Further, when more than one DSD is marked as needing to be redeployed, at 322, the process 300 can create a redeployment priority ranking of the redeployable DSDs based on their respective criterion values, such as a BER change in a SMART log. For example, some DSDs having more BER loss can have a higher priority for redeployment than DSDs that have a lower BER loss.
A server, such as via controller 108, can decide when to redeploy the DSDs based on their inventory of storage devices. For example, a server can redeploy the hot-data storage DSDs when there is enough new hot-data storage DSDs available as replacement. If a server does not have enough inventory for hot-data storage devices to replace the redeployable DSDs that are intended to become cold-data storage devices, the server can continue using the redeployable DSDs for hot-data storage. When continuing use of such redeployable DSDs for hot-data storage, the process 300 can continue to monitor their metrics, such as workload and BER and record the metrics in a SMART log, at 322. After continued use of these DSDs, they can be reevaluated if they are still worthwhile or not to be redeployed, at 318.
The illustrations of the embodiments described herein are intended to provide a general understanding of the structure of the various embodiments. The illustrations are not intended to serve as a complete description of all of the elements and features of apparatus and systems that utilize the structures or methods described herein. Many other embodiments may be apparent to those of skill in the art upon reviewing the disclosure. Other embodiments may be utilized and derived from the disclosure, such that structural and logical substitutions and changes may be made without departing from the scope of the disclosure. Moreover, although specific embodiments have been illustrated and described herein, it should be appreciated that any subsequent arrangement designed to achieve the same or similar purpose may be substituted for the specific embodiments shown.

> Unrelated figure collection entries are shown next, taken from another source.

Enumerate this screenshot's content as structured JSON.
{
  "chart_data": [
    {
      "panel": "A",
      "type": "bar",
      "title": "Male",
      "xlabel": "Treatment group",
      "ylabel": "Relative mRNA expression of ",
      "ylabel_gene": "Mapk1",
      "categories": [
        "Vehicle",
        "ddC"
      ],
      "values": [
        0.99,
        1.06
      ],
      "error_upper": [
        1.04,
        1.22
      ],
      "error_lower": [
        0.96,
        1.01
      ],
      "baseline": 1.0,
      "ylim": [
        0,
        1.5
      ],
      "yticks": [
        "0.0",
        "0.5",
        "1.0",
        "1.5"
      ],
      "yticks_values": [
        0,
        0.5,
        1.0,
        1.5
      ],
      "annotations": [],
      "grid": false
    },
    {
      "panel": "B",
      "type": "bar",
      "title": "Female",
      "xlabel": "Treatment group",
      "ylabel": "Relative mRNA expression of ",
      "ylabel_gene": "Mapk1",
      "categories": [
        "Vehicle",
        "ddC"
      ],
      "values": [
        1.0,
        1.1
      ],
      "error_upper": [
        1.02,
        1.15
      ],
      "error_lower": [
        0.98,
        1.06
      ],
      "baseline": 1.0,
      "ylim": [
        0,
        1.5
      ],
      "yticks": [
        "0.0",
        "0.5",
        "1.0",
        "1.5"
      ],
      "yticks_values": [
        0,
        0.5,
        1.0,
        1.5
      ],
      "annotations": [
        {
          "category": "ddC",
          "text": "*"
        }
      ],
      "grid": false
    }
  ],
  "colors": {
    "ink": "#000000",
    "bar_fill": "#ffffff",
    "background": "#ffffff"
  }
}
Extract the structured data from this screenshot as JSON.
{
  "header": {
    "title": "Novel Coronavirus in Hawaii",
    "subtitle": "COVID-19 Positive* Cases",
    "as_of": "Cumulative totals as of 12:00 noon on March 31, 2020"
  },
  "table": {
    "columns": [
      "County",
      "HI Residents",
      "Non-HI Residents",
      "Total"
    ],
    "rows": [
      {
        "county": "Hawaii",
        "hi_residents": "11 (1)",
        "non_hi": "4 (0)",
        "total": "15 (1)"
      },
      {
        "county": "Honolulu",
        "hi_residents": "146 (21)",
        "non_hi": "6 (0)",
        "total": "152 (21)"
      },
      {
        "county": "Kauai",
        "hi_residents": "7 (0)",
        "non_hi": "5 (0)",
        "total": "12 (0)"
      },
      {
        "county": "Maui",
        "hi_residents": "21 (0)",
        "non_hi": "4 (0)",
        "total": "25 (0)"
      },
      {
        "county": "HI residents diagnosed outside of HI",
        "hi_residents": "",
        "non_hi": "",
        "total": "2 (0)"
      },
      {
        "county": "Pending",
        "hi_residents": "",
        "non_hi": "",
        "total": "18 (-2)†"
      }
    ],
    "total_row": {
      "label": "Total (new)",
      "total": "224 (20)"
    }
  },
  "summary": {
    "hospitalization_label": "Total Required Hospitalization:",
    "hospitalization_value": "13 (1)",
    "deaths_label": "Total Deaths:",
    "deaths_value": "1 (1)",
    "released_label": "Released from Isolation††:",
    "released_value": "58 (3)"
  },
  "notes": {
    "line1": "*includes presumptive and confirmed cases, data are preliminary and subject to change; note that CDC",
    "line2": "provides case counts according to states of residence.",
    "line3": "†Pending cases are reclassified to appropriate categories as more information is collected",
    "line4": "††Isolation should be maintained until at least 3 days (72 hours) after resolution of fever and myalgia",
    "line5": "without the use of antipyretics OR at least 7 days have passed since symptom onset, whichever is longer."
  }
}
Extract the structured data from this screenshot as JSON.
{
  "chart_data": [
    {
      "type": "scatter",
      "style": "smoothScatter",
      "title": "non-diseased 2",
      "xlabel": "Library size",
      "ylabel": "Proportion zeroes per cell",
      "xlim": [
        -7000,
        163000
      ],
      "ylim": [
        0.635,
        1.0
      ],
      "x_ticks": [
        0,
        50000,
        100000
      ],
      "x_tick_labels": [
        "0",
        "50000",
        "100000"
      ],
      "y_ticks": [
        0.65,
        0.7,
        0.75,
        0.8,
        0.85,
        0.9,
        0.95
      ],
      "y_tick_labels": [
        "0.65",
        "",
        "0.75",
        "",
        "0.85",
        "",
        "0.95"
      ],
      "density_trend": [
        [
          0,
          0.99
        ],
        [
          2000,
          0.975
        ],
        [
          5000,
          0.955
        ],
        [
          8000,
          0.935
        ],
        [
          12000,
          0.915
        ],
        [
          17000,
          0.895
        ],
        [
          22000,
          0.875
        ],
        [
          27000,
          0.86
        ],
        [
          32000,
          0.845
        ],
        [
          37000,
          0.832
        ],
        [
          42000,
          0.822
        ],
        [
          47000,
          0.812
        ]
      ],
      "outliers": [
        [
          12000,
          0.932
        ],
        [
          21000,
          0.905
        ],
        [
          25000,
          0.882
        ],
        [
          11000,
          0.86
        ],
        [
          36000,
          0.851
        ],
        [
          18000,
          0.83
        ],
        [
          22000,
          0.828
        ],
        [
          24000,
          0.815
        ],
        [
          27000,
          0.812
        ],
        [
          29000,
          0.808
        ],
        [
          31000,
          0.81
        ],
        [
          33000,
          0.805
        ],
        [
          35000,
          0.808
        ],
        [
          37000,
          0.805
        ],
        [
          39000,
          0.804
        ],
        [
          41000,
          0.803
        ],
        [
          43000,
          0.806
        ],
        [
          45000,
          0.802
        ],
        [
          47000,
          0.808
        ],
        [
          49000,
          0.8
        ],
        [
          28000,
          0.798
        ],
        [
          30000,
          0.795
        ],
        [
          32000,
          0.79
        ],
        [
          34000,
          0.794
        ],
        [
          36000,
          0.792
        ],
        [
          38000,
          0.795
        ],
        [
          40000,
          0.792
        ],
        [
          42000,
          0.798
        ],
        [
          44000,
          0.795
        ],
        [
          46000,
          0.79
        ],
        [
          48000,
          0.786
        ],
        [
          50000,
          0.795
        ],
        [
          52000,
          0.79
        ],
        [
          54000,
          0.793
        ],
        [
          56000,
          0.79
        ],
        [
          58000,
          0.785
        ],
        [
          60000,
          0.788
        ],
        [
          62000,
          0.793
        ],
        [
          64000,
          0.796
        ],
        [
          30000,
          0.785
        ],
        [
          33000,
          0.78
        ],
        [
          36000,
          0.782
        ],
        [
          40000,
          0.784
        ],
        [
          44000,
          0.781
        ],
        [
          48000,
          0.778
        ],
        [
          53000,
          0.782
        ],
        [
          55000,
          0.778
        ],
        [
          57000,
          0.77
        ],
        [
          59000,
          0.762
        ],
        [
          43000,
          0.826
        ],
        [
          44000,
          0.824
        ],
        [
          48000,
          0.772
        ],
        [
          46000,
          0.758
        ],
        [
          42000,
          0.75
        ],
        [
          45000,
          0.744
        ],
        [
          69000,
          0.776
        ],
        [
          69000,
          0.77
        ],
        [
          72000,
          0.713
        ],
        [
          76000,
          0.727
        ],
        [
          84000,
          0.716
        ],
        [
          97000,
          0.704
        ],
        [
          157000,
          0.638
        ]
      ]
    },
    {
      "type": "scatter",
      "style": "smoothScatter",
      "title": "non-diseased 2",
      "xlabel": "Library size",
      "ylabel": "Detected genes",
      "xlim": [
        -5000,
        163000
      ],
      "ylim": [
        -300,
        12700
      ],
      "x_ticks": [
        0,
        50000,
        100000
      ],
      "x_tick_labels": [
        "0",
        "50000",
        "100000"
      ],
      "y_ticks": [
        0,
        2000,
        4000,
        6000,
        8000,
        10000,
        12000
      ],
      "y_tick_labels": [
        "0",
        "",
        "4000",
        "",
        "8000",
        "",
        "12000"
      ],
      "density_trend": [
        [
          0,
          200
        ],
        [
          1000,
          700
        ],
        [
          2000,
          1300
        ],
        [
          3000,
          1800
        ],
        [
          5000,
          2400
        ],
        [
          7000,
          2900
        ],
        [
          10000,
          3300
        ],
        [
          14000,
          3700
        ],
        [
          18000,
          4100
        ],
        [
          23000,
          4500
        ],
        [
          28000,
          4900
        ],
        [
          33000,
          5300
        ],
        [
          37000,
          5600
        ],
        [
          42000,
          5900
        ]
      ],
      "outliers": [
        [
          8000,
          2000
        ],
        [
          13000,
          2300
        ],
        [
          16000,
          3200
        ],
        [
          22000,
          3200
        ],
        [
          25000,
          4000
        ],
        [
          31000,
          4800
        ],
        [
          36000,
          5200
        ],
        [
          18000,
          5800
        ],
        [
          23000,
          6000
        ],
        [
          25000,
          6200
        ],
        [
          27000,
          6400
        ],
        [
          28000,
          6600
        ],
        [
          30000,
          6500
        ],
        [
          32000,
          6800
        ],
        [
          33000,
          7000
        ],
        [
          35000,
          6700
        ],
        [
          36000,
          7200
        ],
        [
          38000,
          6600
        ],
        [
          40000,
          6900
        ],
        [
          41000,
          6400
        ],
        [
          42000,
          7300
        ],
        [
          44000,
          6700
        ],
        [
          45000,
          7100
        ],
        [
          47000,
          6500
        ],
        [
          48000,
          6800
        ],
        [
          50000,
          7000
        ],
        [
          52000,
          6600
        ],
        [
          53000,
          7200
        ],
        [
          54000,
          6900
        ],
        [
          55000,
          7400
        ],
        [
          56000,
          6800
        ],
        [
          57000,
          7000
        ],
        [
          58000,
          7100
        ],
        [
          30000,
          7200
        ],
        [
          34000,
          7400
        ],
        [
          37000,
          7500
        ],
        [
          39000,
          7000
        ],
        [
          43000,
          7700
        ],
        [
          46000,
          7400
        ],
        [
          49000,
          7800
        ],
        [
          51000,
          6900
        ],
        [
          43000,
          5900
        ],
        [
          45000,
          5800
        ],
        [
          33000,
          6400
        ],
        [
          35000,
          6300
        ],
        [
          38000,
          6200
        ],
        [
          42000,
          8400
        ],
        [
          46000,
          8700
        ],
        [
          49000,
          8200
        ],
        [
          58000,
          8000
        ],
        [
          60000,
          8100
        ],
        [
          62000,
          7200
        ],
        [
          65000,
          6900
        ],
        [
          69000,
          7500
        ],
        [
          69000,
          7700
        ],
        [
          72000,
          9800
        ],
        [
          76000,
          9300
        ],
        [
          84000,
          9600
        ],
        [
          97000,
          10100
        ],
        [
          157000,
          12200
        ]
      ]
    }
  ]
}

This disclosure is intended to cover any and all subsequent adaptations or variations of various embodiments. Combinations of the above embodiments can be made, and other embodiments not specifically described herein will be apparent to those of skill in the art upon reviewing the description. Additionally, the illustrations are merely representational and may not be drawn to scale. Certain proportions within the illustrations may be exaggerated, while other proportions may be reduced. Accordingly, the disclosure and the figures are to be regarded as illustrative and not restrictive.